В хорошую погоду всенощную прямо на горе и служили. Отслужили всенощную, совершили общую исповедь. Родители меня на тележку спать положили, сеном прикрыли. Я и уснула.
Вдруг передо мной является монахиня — не монахиня — дивно красивая женщина — и говорит: „Дочь Ирина, хочешь быть Моей служанкой и жить в Моем доме?“ — „Хочу“, — говорю. Она еще ближе ко мне подошла, положила ручку на голову и говорит: „Приходи“. И вдруг стала невидима.
Я рассказала родителям о своем видении, они меня благословили, я и пришла. Мне и пятнадцати лет не было. А потом батюшка Иоанн благословил собор строить, сестер стало больше приходить…».
Я слушала эти рассказы и думала: «Господи, какая я недостойная! Ее же сама Матерь Божья позвала к Себе жить! И я тоже живу в доме Царицы Небесной».
Что должны монахини атеистическому государству
В Пюхтицу очень часто приезжал Святейший Патриарх Пимен — он был нашим наместником, сам совершал постриги. Его любили. Он был очень одаренный: стихи писал, вышивал, регент был, голос был прекрасный.
Помню, я была еще послушницей, уполномоченный дал такое распоряжение: заготовить государству сколько-то кубов дров. А у нас, как я говорила, ни рабочих, ни трудников, сестер мало. А ведь нам надо было запасти и в хлебную, в просфорню, в богадельню, в церковь, в игуменский.
Сестры из леса идут — на себе несут «шабашку», как мы ее называли — бревно, каждая по своей по силе. Если я на лошадке сегодня работаю, сено вывозить или дрова — я свою шабашку на казенную клала. Тогда хорошо было: до обеда два рейса, после обеда два, три-четыре шабашки в день выходило.
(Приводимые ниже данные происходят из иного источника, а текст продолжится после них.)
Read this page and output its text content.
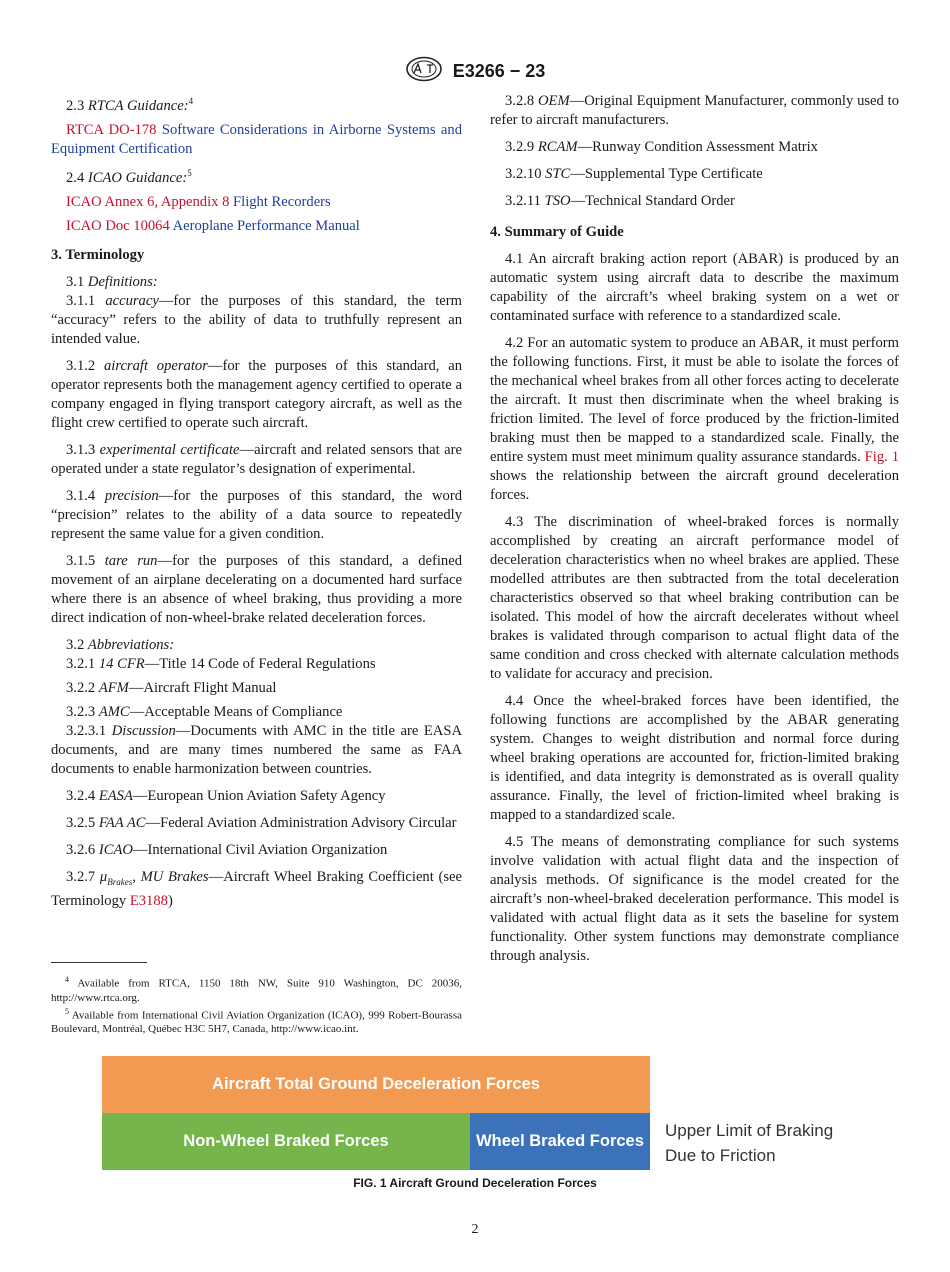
E3266 − 23

2.3 RTCA Guidance:$^4$

RTCA DO-178 Software Considerations in Airborne Systems and Equipment Certification

2.4 ICAO Guidance:$^5$

ICAO Annex 6, Appendix 8 Flight Recorders

ICAO Doc 10064 Aeroplane Performance Manual

3. Terminology

3.1 Definitions:

3.1.1 accuracy—for the purposes of this standard, the term “accuracy” refers to the ability of data to truthfully represent an intended value.

3.1.2 aircraft operator—for the purposes of this standard, an operator represents both the management agency certified to operate a company engaged in flying transport category aircraft, as well as the flight crew certified to operate such aircraft.

3.1.3 experimental certificate—aircraft and related sensors that are operated under a state regulator’s designation of experimental.

3.1.4 precision—for the purposes of this standard, the word “precision” relates to the ability of a data source to repeatedly represent the same value for a given condition.

3.1.5 tare run—for the purposes of this standard, a defined movement of an airplane decelerating on a documented hard surface where there is an absence of wheel braking, thus providing a more direct indication of non-wheel-brake related deceleration forces.

3.2 Abbreviations:

3.2.1 14 CFR—Title 14 Code of Federal Regulations

3.2.2 AFM—Aircraft Flight Manual

3.2.3 AMC—Acceptable Means of Compliance

3.2.3.1 Discussion—Documents with AMC in the title are EASA documents, and are many times numbered the same as FAA documents to enable harmonization between countries.

3.2.4 EASA—European Union Aviation Safety Agency

3.2.5 FAA AC—Federal Aviation Administration Advisory Circular

3.2.6 ICAO—International Civil Aviation Organization

3.2.7 $\mu_{Brakes}$, MU Brakes—Aircraft Wheel Braking Coefficient (see Terminology E3188)

3.2.8 OEM—Original Equipment Manufacturer, commonly used to refer to aircraft manufacturers.

3.2.9 RCAM—Runway Condition Assessment Matrix

3.2.10 STC—Supplemental Type Certificate

3.2.11 TSO—Technical Standard Order

4. Summary of Guide

4.1 An aircraft braking action report (ABAR) is produced by an automatic system using aircraft data to describe the maximum capability of the aircraft’s wheel braking system on a wet or contaminated surface with reference to a standardized scale.

4.2 For an automatic system to produce an ABAR, it must perform the following functions. First, it must be able to isolate the forces of the mechanical wheel brakes from all other forces acting to decelerate the aircraft. It must then discriminate when the wheel braking is friction limited. The level of force produced by the friction-limited braking must then be mapped to a standardized scale. Finally, the entire system must meet minimum quality assurance standards. Fig. 1 shows the relationship between the aircraft ground deceleration forces.

4.3 The discrimination of wheel-braked forces is normally accomplished by creating an aircraft performance model of deceleration characteristics when no wheel brakes are applied. These modelled attributes are then subtracted from the total deceleration characteristics observed so that wheel braking contribution can be isolated. This model of how the aircraft decelerates without wheel brakes is validated through comparison to actual flight data of the same condition and cross checked with alternate calculation methods to validate for accuracy and precision.

4.4 Once the wheel-braked forces have been identified, the following functions are accomplished by the ABAR generating system. Changes to weight distribution and normal force during wheel braking operations are accounted for, friction-limited braking is identified, and data integrity is demonstrated as is overall quality assurance. Finally, the level of friction-limited wheel braking is mapped to a standardized scale.

4.5 The means of demonstrating compliance for such systems involve validation with actual flight data and the inspection of analysis methods. Of significance is the model created for the aircraft’s non-wheel-braked deceleration performance. This model is validated with actual flight data as it sets the baseline for system functionality. Other system functions may demonstrate compliance through analysis.

$^4$ Available from RTCA, 1150 18th NW, Suite 910 Washington, DC 20036, http://www.rtca.org.

$^5$ Available from International Civil Aviation Organization (ICAO), 999 Robert-Bourassa Boulevard, Montréal, Québec H3C 5H7, Canada, http://www.icao.int.

Aircraft Total Ground Deceleration Forces
Non-Wheel Braked Forces	Wheel Braked Forces
Upper Limit of Braking
Due to Friction
FIG. 1 Aircraft Ground Deceleration Forces
2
Как-то меня попросили: «Валя, сходи, помоги, пожалуйста, в лес, попили там». Я пошла, а к вечеру возвращаюсь, смотрю — машина у игуменского стоит. Думаю: кто приехал? Черным ходом обежала, вхожу, и матушка говорит: «Валя, быстренько переодевайся, отец наместник из Печор приехал, Пимен. Надо обед подавать!».
Я быстро хитон сбросила, понесла обед. Подхожу под благословение, раскрасневшаяся с мороза. А отец Пимен спрашивает: «Что-то сестра Валентина такая и холодненькая, и красненькая?» Матушка просит: «Отец архимандрит, помолитесь! Так тяжело! Она моя келейница, а я сегодня ее послала даже в лес пилить. Рук не хватает, сестер мало, так еще и государству надо дрова сдавать».
Он удивился, а после обеда говорит: «Матушка, благословите, я на несколько часов отлучусь, а на ночь я вернусь, переночую. Завтра я литургию послужу, молебен послужим».
И вот он вечером возвращается, и матушке игуменье говорит, что в Ревеле (Таллин тогда еще Ревелем называли) встретился с уполномоченным, рассказал, какие сестры несут труды: «Молодые такие девочки! Пилят, колют, и даже игуменья посылает своих келейниц».
Утром собрались сестры, он совершил Литургию и говорит: «Сестры, поблагодарим Царицу Небесную за Ее милость, любовь, заботу. Все нормы с вас сняты». Все на колени упали: «Спаси вас Господи!» — «Благодарите Царицу Небесную!».
«Есть в далекой земле небольшой монастырь…»
Он любил нас, написал несколько стихов про Пюхтицу:
Есть в далекой земле небольшой монастырь,
посвященный Владычице Деве…
Положил на ноты, и мы всегда это пели потом.
Когда нашим епископом Таллинским был Алексий (Ридигер), и надо было тоже Пюхтицу спасать от закрытия, он привозил группы то из Германии, то из Швейцарии. Отстоят, службу послушают, а потом на общей трапезе владыка просит: «Мать Георгия, спойте „Есть в далекой земле небольшой монастырь“».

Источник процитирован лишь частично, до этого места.